The authors develop a group lasso-based structure learning approach for rational RNNs, enabling substantial parameter reduction without performance loss.

Findings

Models with over 90% weight pruning perform comparably to dense models.

Sparse rational RNNs are more interpretable and easier to visualize.

The method is effective across multiple sentiment analysis datasets with different embeddings.

Abstract

Neural models for NLP typically use large numbers of parameters to reach state-of-the-art performance, which can lead to excessive memory usage and increased runtime. We present a structure learning method for learning sparse, parameter-efficient NLP models. Our method applies group lasso to rational RNNs (Peng et al., 2018), a family of models that is closely connected to weighted finite-state automata (WFSAs).
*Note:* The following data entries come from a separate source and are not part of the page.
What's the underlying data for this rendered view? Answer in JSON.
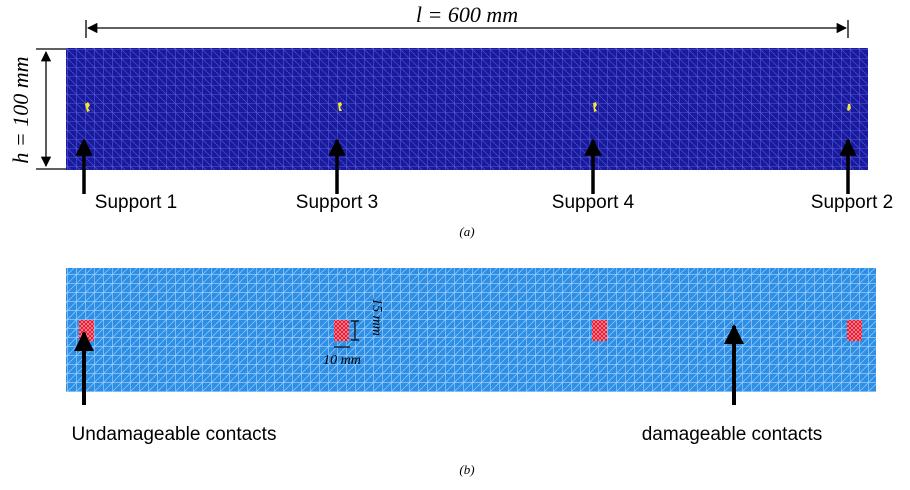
{
  "panel_a": {
    "length_label": "l = 600 mm",
    "height_label": "h = 100 mm",
    "supports": [
      "Support 1",
      "Support 3",
      "Support 4",
      "Support 2"
    ],
    "caption": "(a)",
    "colors": {
      "beam": "#1a1aa0",
      "mesh": "#6a78e0",
      "support_particles": "#f2e23a"
    }
  },
  "panel_b": {
    "dim_vertical": "15 mm",
    "dim_horizontal": "10 mm",
    "label_left": "Undamageable contacts",
    "label_right": "damageable contacts",
    "caption": "(b)",
    "colors": {
      "beam": "#2e8fe6",
      "mesh": "#bfe0ff",
      "undamageable": "#e8102a"
    }
  }
}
We take advantage of rational RNNs' natural grouping of the weights, so the group lasso penalty directly removes WFSA states, substantially reducing the number of parameters in the model. Our experiments on a number of sentiment analysis datasets, using both GloVe and BERT embeddings, show that our approach learns neural structures which have fewer parameters without sacrificing performance relative to parameter-rich baselines. Our method also highlights the interpretable properties of rational RNNs. We show that sparsifying such models makes them easier to visualize, and we present models that rely exclusively on as few as three WFSAs after pruning more than 90% of the weights. We publicly release our code.